Opinião

Os tribunais de família protegem as crianças em casos de violência doméstica ou outras ofensas graves?

As vítimas e as associações continuam disponíveis para colaborar assim que o nosso Estado decida parar de ignorar este dramático problema que já provocou mortes.

Em maio de 2019, o Ministério da Justiça do Reino Unido anunciou uma recolha pública de evidências dirigido por um painel de especialistas na área da justiça de família, para reunir informação sobre como os tribunais de família protegem as crianças e os progenitores em casos de violência doméstica e outras ofensas graves.

O objetivo principal deste projeto é entender com que eficácia os tribunais de família respondem a alegações de abuso e violência doméstica de forma a aferir o impacto no processo e os resultados para os progenitores e as crianças.

O painel de especialistas pretende ouvir pessoas que tenham experiência direta como partes em casos de processos em tribunais de família, bem como profissionais envolvidos nesses casos. Diz a especificação deste projeto que o painel está particularmente interessado em receber evidências de qualquer dano causado a crianças e/ou progenitores durante ou após um processo no tribunal de família, onde há alegações e/ou evidências de abuso, violência doméstica ou de outros crimes que criam risco de dano a crianças ou progenitores (como abuso infantil, violação, agressão sexual ou homicídio).

Reconhecendo que reviver situações dramáticas no âmbito da recolha de evidências é um processo traumático, o Ministério da Justiça do Reino Unido indica quatro instituições que apoiarão durante a recolha de informação, bem como posteriormente, caso seja necessário.

E em Portugal?

Diversas associações nas áreas dos Direitos Humanos têm alertado para o risco que as crianças e os progenitores (na grande maioria, as mães) correm nos tribunais de família, por não serem devidamente considerados os processos crime de violência doméstica e abuso sexual.

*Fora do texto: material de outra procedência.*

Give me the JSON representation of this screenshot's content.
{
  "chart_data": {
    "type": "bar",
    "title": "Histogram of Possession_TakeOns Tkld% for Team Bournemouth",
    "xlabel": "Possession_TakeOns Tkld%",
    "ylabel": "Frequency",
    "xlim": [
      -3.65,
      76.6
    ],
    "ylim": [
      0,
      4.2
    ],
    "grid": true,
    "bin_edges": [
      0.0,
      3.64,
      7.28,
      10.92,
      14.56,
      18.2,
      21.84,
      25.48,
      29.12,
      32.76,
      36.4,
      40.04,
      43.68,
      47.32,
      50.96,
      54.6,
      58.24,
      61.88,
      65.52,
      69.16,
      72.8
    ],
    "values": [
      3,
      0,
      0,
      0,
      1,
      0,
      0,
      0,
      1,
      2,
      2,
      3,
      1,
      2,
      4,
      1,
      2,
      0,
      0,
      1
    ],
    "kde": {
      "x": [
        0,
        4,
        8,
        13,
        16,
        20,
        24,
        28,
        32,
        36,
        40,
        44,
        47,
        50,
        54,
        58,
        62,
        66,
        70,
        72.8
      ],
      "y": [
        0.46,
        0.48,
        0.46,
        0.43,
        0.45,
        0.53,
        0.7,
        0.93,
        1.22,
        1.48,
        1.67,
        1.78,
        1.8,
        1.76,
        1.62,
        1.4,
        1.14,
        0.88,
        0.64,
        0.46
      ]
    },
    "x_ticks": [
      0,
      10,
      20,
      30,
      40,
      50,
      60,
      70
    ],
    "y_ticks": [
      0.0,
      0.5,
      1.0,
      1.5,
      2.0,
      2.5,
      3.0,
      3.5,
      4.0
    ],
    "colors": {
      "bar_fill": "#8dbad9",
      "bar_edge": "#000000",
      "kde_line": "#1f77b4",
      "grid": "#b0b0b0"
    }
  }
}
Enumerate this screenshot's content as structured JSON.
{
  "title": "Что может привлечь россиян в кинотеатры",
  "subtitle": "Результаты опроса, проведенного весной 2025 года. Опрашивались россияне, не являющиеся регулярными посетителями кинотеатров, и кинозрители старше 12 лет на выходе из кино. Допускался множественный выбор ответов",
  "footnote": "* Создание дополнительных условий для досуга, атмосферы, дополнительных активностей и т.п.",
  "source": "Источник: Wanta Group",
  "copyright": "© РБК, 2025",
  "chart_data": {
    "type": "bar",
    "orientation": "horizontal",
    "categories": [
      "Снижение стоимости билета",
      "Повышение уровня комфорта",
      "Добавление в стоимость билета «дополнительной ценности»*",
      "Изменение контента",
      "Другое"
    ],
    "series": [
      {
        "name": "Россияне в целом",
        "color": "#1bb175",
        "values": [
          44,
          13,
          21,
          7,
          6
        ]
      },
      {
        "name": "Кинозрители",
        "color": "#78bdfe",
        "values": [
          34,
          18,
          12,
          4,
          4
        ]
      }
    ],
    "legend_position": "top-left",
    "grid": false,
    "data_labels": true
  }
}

As associações Dignidade, Projecto Criar e Contra o Femicidio participaram em diversas audiências parlamentares, tendo assegurado que os grupos parlamentares tinham acesso a ouvirem diretamente as vítimas bem como as graves consequências de decisões de tribunais de família que não consideraram os factos inclusive já dados como provados em tribunal criminal. Consequências gravíssimas para as crianças e para mães, tendo algumas perdido a vida.

Mas também instituições internacionais já requereram que o nosso Estado atuasse:

ONU, CEDAW, 2015:

"23. O Comité insta o Estado Parte a: (c) Criar um mecanismo que assegure a cooperação e coordenação eficazes entre os Tribunais de Família e Criminal a fim de garantir às mulheres o recurso imediato a ordens e injunções de proteção contra companheiros abusivos, sem necessidade de se envolverem em processos judiciais.”

GREVIO, Conselho da Europa, 2019:

"219. O GREVIO insta as autoridades portuguesas a tomarem medidas, incluindo alterações legislativas, para garantir a disponibilidade e a aplicação eficaz das ordens de restrição e/ou de proteção. Deveria ser possível incluir crianças na mesma ordem de proteção das suas mães, sejam as crianças vítimas diretas ou indiretas, já que elas mesmas experienciaram a violência ou por testemunho ou na própria pele.

164. O GREVIO insta as autoridades portuguesas a tomarem as medidas necessárias, incluindo alterações legislativas, para garantir que os tribunais de família considerem devidamente todas as questões relacionadas com a violência contra as mulheres ao determinar os direitos de guarda e de visita, bem como devem avaliar se tal violência justifica os direitos de guarda e de visita.”

E em Portugal?

Zero ações com vista a esclarecer o que efetivamente se passa.

Zero ações com vista a garantir que mais mortes não ocorrem por o próprio tribunal de família não tomar medidas coerentes com os factos provados nos tribunais criminais.

As vítimas e as associações continuam disponíveis para colaborar assim que o nosso Estado decida parar de ignorar este dramático problema que já provocou mortes.